G) Catégories d'emprunts

Les emprunts du gouvernement sont effectués sous forme de bons du trésor, d'obligations non négociables telles les obligations d'épargne, d'obligations émises au gouvernement du Canada dans le cadre de certaines ententes ainsi que d'obligations négociables et de billets à long terme.

Référer à la version PDF page 1023 pour le tableau

H) Composition de la dette

Les emprunts et les dettes assumées en monnaie du Canada sont inscrits à leur valeur nominale et ceux en monnaie étrangère sont inscrits en équivalent canadien de leur valeur nominale au moment de leur encaissement ou de leur acceptation, exception faite des bons du trésor qui sont inscrits en équivalent canadien de leur valeur nominale au 31 mars.

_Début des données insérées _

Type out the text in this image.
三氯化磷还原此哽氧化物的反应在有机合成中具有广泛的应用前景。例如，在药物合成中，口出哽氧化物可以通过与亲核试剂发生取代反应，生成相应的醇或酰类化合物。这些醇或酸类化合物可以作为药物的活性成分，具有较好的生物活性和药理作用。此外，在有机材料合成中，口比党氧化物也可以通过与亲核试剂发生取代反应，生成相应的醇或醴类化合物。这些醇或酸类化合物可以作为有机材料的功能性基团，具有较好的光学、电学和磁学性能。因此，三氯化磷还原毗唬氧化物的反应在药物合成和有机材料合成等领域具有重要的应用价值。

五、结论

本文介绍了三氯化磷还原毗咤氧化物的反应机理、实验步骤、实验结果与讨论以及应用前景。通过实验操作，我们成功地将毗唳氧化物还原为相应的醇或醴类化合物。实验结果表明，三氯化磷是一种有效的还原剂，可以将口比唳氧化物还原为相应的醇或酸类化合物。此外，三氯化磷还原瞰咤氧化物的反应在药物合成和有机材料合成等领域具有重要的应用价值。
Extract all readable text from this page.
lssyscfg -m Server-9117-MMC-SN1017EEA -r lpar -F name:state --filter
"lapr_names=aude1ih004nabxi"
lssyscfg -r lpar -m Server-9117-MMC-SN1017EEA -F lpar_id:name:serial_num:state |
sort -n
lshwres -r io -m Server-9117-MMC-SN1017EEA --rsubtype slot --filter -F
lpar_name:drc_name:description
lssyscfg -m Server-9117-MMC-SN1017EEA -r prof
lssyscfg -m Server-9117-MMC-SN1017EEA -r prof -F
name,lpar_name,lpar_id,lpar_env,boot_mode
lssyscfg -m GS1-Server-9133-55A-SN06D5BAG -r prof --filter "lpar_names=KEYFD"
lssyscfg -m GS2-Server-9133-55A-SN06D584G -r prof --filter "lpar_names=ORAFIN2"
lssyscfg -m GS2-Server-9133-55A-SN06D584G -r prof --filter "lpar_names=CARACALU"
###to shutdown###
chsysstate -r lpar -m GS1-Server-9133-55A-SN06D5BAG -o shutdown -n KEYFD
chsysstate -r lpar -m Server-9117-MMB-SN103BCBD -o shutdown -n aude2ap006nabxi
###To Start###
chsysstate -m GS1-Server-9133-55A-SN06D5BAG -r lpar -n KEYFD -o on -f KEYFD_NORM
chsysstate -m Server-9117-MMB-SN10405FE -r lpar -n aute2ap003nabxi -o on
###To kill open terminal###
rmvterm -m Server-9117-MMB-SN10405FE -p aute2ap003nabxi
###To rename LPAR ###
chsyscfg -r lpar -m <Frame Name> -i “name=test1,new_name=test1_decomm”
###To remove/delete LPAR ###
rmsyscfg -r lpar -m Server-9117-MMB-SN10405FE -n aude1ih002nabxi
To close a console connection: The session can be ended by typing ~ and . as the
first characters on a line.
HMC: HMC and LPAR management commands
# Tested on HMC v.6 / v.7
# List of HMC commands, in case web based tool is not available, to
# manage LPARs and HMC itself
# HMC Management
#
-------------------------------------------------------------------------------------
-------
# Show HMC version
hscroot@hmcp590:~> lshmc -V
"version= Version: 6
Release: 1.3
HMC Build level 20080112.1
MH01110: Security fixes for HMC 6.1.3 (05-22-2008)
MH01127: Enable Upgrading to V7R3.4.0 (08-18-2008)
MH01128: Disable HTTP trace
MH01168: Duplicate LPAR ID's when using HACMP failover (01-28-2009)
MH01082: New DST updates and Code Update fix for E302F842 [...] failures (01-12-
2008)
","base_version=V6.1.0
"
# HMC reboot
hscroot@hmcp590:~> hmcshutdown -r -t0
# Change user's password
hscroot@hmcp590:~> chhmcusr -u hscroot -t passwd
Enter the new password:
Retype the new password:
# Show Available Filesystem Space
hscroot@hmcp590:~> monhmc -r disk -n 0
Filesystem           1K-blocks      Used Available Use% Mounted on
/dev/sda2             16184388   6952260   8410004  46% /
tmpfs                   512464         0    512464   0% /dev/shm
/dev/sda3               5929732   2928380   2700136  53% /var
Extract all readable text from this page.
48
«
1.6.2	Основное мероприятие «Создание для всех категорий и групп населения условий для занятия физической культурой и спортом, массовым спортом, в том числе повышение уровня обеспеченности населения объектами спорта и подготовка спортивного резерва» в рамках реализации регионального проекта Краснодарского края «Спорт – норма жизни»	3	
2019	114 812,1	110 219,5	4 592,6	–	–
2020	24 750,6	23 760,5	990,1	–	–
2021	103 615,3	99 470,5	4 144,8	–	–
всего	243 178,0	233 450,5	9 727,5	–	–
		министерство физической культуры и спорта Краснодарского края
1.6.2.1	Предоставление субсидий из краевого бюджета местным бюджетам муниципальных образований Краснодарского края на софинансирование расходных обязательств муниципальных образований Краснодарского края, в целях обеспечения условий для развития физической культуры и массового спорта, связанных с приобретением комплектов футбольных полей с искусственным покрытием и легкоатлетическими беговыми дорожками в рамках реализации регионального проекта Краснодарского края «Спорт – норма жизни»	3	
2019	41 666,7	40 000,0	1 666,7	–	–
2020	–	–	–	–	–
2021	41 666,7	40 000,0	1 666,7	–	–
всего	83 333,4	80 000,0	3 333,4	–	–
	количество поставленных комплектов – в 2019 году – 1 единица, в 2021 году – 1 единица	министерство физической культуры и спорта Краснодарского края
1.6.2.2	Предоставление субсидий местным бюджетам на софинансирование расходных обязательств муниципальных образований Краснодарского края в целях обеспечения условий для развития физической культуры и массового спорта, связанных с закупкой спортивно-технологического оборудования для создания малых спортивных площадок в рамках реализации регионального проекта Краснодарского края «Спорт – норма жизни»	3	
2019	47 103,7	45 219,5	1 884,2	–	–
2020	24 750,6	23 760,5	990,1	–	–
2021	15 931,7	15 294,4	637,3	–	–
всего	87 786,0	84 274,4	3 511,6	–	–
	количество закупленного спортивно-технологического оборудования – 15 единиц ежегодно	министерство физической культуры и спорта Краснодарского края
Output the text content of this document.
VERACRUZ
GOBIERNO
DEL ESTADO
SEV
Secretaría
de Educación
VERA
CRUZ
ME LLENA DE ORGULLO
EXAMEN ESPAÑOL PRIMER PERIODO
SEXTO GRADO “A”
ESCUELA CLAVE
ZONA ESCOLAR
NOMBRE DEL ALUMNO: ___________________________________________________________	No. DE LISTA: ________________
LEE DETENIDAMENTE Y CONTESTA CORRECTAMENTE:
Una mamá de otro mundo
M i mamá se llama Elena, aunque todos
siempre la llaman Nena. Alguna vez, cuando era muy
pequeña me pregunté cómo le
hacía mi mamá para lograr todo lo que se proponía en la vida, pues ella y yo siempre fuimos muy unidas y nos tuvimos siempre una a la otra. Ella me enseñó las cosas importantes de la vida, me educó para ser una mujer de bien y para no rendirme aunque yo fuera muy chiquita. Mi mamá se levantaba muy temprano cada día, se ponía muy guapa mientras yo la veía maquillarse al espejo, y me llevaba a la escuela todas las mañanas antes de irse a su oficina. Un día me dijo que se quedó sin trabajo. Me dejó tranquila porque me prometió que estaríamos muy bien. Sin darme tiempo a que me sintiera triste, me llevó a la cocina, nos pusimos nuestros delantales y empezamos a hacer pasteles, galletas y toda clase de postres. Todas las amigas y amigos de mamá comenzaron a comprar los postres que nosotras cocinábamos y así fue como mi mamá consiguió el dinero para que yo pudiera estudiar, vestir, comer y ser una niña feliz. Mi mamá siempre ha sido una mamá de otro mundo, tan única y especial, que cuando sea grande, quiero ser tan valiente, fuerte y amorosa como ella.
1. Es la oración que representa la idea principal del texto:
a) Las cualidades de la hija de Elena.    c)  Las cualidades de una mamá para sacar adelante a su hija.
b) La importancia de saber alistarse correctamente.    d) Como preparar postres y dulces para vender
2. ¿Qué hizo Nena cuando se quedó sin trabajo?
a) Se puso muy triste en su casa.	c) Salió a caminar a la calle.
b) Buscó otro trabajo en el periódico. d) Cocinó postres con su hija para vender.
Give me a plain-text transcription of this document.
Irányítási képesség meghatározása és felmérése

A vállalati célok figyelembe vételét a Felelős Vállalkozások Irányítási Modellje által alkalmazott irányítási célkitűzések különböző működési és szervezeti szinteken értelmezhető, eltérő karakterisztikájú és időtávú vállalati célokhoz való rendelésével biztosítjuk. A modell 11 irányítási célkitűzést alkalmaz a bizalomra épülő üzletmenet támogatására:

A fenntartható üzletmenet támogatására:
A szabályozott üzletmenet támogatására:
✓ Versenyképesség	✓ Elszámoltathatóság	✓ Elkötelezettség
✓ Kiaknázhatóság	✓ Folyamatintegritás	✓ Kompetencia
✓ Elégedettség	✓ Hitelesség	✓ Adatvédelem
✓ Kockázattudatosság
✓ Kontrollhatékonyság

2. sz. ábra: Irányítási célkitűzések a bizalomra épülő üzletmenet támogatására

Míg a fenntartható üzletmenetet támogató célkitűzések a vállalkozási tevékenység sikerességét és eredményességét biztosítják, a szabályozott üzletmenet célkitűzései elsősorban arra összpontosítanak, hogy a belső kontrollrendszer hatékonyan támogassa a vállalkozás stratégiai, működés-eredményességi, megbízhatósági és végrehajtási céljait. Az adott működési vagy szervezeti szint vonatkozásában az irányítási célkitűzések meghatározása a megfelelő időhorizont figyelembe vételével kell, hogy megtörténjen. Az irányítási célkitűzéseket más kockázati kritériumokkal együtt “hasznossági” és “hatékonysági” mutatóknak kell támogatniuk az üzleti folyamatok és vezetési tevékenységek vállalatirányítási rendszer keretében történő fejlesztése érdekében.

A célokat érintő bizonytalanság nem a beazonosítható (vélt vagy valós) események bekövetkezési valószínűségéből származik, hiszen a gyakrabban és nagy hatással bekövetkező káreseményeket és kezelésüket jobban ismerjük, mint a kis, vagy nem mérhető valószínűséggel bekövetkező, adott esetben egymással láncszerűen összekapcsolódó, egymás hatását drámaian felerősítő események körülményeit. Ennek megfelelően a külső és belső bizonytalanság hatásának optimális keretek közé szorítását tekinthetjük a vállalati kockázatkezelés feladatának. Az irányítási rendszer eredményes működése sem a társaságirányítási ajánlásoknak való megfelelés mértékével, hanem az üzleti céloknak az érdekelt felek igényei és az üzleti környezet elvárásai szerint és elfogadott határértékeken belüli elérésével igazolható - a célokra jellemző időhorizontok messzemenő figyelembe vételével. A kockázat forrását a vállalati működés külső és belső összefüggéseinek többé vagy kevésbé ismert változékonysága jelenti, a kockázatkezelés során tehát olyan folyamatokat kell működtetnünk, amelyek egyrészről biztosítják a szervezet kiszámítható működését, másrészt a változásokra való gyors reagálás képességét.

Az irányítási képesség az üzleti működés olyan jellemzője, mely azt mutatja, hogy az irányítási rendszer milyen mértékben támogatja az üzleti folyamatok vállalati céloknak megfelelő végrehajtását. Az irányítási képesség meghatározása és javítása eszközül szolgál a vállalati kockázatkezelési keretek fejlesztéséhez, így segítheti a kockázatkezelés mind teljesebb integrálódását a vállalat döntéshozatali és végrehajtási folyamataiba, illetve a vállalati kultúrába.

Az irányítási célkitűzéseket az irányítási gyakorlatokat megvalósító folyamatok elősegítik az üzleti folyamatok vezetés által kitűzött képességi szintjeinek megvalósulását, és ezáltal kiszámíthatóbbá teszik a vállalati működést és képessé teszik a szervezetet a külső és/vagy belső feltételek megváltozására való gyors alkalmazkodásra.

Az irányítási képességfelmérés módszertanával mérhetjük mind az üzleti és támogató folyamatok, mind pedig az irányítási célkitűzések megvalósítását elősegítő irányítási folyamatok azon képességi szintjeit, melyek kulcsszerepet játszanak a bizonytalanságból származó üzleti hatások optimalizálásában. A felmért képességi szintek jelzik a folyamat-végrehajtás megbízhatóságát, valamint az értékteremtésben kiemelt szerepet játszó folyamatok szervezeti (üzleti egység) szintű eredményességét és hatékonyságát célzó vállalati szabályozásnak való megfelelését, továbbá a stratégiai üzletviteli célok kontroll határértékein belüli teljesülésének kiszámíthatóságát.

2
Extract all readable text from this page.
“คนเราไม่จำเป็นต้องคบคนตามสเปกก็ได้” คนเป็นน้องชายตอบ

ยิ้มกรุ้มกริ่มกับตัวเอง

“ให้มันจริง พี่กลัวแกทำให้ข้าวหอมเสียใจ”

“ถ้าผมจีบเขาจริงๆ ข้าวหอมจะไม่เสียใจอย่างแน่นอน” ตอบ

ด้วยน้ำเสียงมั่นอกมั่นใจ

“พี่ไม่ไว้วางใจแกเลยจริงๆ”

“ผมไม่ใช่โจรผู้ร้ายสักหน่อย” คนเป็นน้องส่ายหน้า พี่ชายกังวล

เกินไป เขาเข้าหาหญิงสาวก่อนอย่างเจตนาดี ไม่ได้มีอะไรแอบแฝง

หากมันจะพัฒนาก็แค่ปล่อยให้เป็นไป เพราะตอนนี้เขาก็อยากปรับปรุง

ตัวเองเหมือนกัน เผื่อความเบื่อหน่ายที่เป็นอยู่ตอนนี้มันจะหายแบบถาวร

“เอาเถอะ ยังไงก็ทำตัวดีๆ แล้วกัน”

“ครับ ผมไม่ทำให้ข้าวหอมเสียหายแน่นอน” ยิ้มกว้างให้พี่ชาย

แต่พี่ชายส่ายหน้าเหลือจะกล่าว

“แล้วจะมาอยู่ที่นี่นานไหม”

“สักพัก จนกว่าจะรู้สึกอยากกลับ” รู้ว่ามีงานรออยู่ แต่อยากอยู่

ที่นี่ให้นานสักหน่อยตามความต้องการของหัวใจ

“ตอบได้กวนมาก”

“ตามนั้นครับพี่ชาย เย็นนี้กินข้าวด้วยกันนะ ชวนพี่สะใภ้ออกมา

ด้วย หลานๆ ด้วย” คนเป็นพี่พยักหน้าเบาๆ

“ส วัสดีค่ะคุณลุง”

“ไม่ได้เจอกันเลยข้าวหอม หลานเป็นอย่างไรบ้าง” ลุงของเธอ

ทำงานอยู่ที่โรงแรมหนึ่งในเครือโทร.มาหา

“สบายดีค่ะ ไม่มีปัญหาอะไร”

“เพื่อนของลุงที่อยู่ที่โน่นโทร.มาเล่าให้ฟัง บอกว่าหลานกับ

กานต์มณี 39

Les fonds d'amortissement sont déduits des obligations à payer. Les obligations en monnaie du Canada détenues à ces fonds sont inscrites à leur valeur nominale. Celles en monnaie étrangère, déjà émises par la Province, sont inscrites en équivalent canadien de leur valeur nominale aux dates d'encaissement des emprunts; les autres obligations en monnaie étrangère sont inscrites en équivalent canadien de leur valeur nominale aux dates d'acquisition.